Additionally, the company said it expects to incur roughly $11 million in costs in the first half of next year for the planned relocation of its global headquarters and certain brands to Denver. The new jeans company will be based at VF Corp.’s current headquarters in Greensboro, N.C.
Despite the losses, the company forecast full year fiscal 2019 revenue to increase at least 11 percent, to $13.7 billion compared to the previous expectation of revenue between $13.6 billion and $13.7 billion. The updated revenue outlook includes the negative impact of the expected divestitures of the Reef brand and Van Moer business.

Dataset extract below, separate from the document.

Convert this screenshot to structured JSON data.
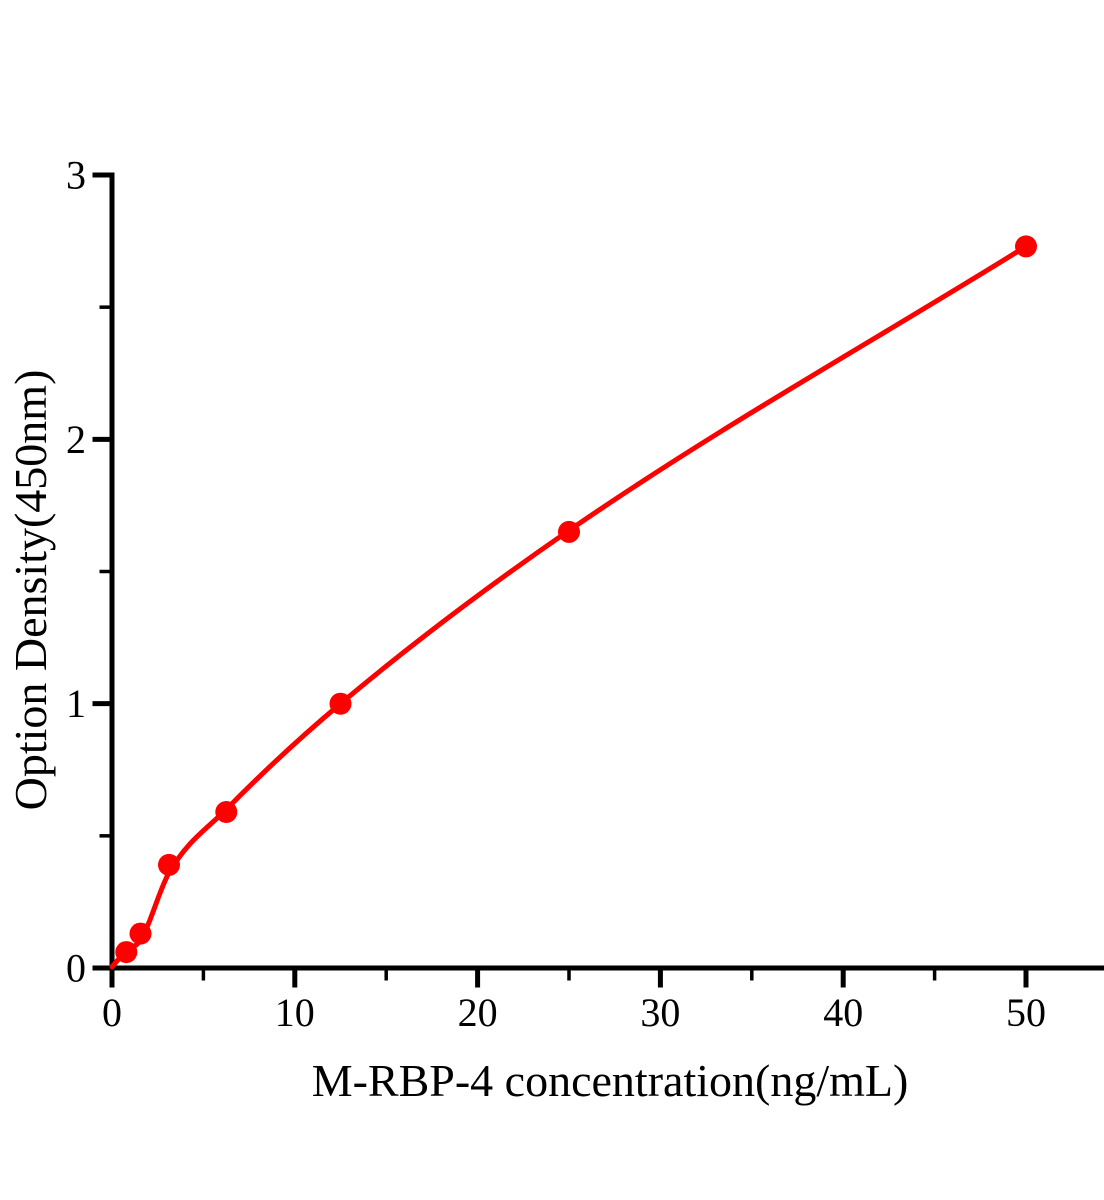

By segment, revenue for Outdoor is now expected to be up between 7 percent to 8 percent versus the previous estimate of a 6 percent to 8 percent increase. Revenue for Active is now expected to increase between 14 percent and 15 percent versus the previous expectation of a 13 percent to 14 percent increase, and revenue for Work is still expected to increase more than 35 percent. Revenue for jeans is now expected to decline between 1 percent and 2 percent versus the previous revenue estimate, which was in line with the prior year.

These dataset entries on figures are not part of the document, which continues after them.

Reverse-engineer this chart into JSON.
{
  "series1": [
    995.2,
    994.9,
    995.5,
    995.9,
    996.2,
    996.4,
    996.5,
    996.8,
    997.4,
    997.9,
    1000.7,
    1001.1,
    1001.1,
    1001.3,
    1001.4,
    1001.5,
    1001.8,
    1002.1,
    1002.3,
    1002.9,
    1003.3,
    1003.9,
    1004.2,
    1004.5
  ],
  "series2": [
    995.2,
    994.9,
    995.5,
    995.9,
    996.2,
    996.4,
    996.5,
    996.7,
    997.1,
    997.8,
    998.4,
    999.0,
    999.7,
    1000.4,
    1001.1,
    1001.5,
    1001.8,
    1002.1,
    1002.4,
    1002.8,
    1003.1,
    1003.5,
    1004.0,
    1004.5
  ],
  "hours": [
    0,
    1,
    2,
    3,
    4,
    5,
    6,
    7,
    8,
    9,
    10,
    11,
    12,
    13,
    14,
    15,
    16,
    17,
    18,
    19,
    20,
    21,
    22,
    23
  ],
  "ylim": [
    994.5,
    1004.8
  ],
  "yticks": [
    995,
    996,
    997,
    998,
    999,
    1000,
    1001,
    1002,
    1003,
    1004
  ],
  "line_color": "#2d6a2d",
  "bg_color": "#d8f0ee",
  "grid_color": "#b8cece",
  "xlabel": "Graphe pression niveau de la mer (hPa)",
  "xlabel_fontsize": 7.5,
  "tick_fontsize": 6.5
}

Direct-to-consumer revenue is now projected to rise 12 percent to 14 percent versus the previous expectation of an 11 percent to 13 percent increase. Digital revenue is still expected to increase more than 30 percent.
Sales: Revenue for the second quarter ended Sept. 29 increased 15 percent, to $3.9 billion, driven by VF’s largest brands, international and direct-to-consumer platforms, and Active and Work segments. Revenue in the quarter included a $324 million revenue contribution from the Williamson-Dickie, Icebreaker and Altra acquisitions.

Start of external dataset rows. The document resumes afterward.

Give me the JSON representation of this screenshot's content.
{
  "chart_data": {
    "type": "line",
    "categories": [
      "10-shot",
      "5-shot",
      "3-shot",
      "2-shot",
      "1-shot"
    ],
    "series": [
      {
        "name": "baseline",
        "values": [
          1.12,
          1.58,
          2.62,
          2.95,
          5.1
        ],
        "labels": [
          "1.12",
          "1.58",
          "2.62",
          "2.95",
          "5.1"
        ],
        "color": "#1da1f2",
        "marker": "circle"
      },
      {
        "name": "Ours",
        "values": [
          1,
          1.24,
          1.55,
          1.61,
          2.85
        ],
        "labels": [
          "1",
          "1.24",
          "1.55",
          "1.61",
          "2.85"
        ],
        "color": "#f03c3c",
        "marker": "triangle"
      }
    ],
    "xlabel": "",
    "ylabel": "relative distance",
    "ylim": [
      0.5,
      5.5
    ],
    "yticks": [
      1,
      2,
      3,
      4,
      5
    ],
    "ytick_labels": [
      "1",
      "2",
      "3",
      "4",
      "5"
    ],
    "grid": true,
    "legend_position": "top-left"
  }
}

Active segment revenue rose 19 percent, including a 26 percent increase in Vans brand revenue. Outdoor segment revenue was up 6 percent, including a 5 percent gain in The North Face brand and 5 percent growth contribution from acquisitions.
International revenue increased 13 percent, including a 9 percent growth contribution from acquisitions. Direct-to-consumer revenue rose 19 percent, including a 6 percent point contribution from acquisitions. Digital revenue increased 48 percent, with a 17 percent contribution from acquisitions.
Earnings: Net income in the quarter rose 31 percent, to $507.12 million, compared to net income of $386.14 million in the year-ago period. Operating income in the period increased 19 percent, to $690 million, including a $40 million contribution from acquisitions. On an adjusted basis, operating income increased 19 percent, to $690 million, including a $40 million contribution from acquisitions.
Operating margin declined 10 basis points, to 16.9 percent. Adjusted operating margin increased 60 basis points, to 17.7 percent. Adjusted operating margin, excluding acquisitions, increased 100 basis points to 18.1 percent.
CEO’s Take: Steve Rendle, chairman, president and CEO, said: “VF’s second quarter results were strong, driven by our core brands, the company’s international and direct-to-consumer platforms, and our work businesses. As we move into the second half of our fiscal year, we are confident in our growth engines as evidenced by the increase in both our dividend and full year outlook. We continue to invest behind our strategic growth priorities and the actions we are taking continue to advance our journey toward transforming VF into a purpose-led, performance-driven, consumer centric organization focused on and committed to delivering superior returns to shareholders.”